Is the ideal $\langle x^2 + 1\rangle$ maximal in $\mathbb{Z}_3[x]$?

I am going about this by trying to prove that $\frac{\mathbb{Z}_3[x]}{\langle x^2 + 1 \rangle}$ is a field. I can prove commutative and unity, but I need some help on how I should show that every nonzero element is a unit.

Answer 1

OK, let us show explicitly that every element in the ring $R=\Bbb F_3[x]/(x^2+1)$ is a unit. (This is of course a field, the extension of degree two of the field $\Bbb F_3$ with three elements, since the ideal $(x^2+1)$ is generated by an irreducible = prime element. The ring $R$ is by general means isomorphic to the one field $\Bbb F_9$ with nine elements - taken up to isomorphism. But well, the OP wants to show that every element is a unit.)

The non-zero elements in $\Bbb F_3$, identified with (classes of) constant polynomials are units. Let us consider all "other" (classes of) polynomials $f$. These have degree one. After possibly norming the principal coefficient (with units $\pm 1$ in $\Bbb F_3$) we can and do consider the monic case only. There are only three cases:

• For $f$ being (the class of) $x+1$ we have $(x+1)(x-1)=x^2-1\equiv -1-1=-2=1$.
• For $f$ being (the class of) $x-1$ we have the same computation.
• For $f=x$ consider $x(-x)=-x^2\equiv -(-1)=1$.

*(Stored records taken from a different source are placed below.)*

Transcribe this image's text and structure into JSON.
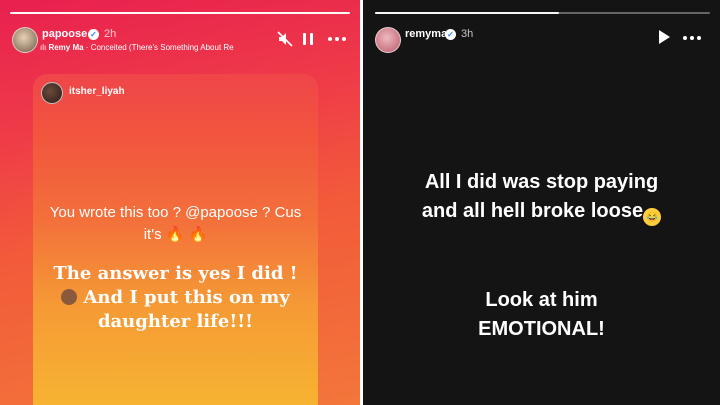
{
  "left_story": {
    "username": "papoose",
    "time": "2h",
    "music": {
      "artist": "Remy Ma",
      "separator": " · ",
      "title": "Conceited (There's Something About Re"
    },
    "progress": 1.0,
    "shared_post": {
      "username": "itsher_liyah",
      "question_part1": "You wrote this too ? ",
      "question_mention": "@papoose",
      "question_part2": " ? Cus",
      "question_line2": "it's",
      "answer_line1": "The answer is yes I did !",
      "answer_line2": " And I put this on my",
      "answer_line3": "daughter life!!!"
    }
  },
  "right_story": {
    "username": "remyma",
    "time": "3h",
    "progress": 0.55,
    "text_line1": "All I did was stop paying",
    "text_line2": "and all hell broke loose",
    "text_line3": "Look at him",
    "text_line4": "EMOTIONAL!"
  },
  "icons": {
    "mute": "speaker-muted-icon",
    "pause": "pause-icon",
    "play": "play-icon",
    "more": "more-horizontal-icon",
    "verified": "verified-badge-icon",
    "music": "music-bars-icon",
    "fire": "fire-emoji",
    "laugh": "laughing-emoji"
  },
  "colors": {
    "left_bg_top": "#e8204f",
    "left_bg_bottom": "#f3763a",
    "right_bg": "#141414",
    "verified": "#2b7cff"
  }
}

So every non-zero element in $R$ is a unit.

$\square$

Answer 2

$x^2 + 1$ has no roots in $\Bbb{Z}_3 := \Bbb{Z}/3\Bbb{Z}$, so the ring of equivalence classes $$\frac{\Bbb{Z}_3[x]}{\langle x^2 + 1 \rangle} := \{ \overline{a + bx}: a, b \in \Bbb{Z}_3 \}$$ is a finite integral domain, which means it's a field.

In general, if what you really want to know is whether or not an ideal $M \subset R$ of the ring $R$ is maximal, it's very inefficient (not to say impractical, or sometimes impossible) to directly check that every nonzero equivalence class $\overline{a} = a + M \in R/M$ has a multiplicative inverse in $R/M$ by hand-computation.
It's better to use some heavier machinery--in this case, the fact that $R = \Bbb{Z}_3$ is a field, so $\Bbb{Z}_3[x]$ is a Euclidean domain, which means every ideal is principal and the maximal ideals are precisely those generated by irreducible polynomials (since non-constant factors of $p(x) \in \Bbb{F}[x]$ become zero divisors in the quotient ring $\frac{\Bbb{F}[x]}{\langle p(x) \rangle}$, which is finite iff $\Bbb{F}$ is finite).

I was a little sloppy in just saying "$x^2 + 1$ has no roots", actually, because having no roots is a necessary but not a sufficient condition to be an irreducible polynomial. For instance, $x^4 + 1$ has no roots in $\Bbb{Z}_5$, but it factors over $\Bbb{Z}_5$ as $(x^2+2)(x^2+3)$. In this specific case though, $M = \langle x^2 + 1 \rangle$, so it's sufficient to say the polynomial has no roots, because the only possible factors of a quadratic like $x^2 + 1$ are linear.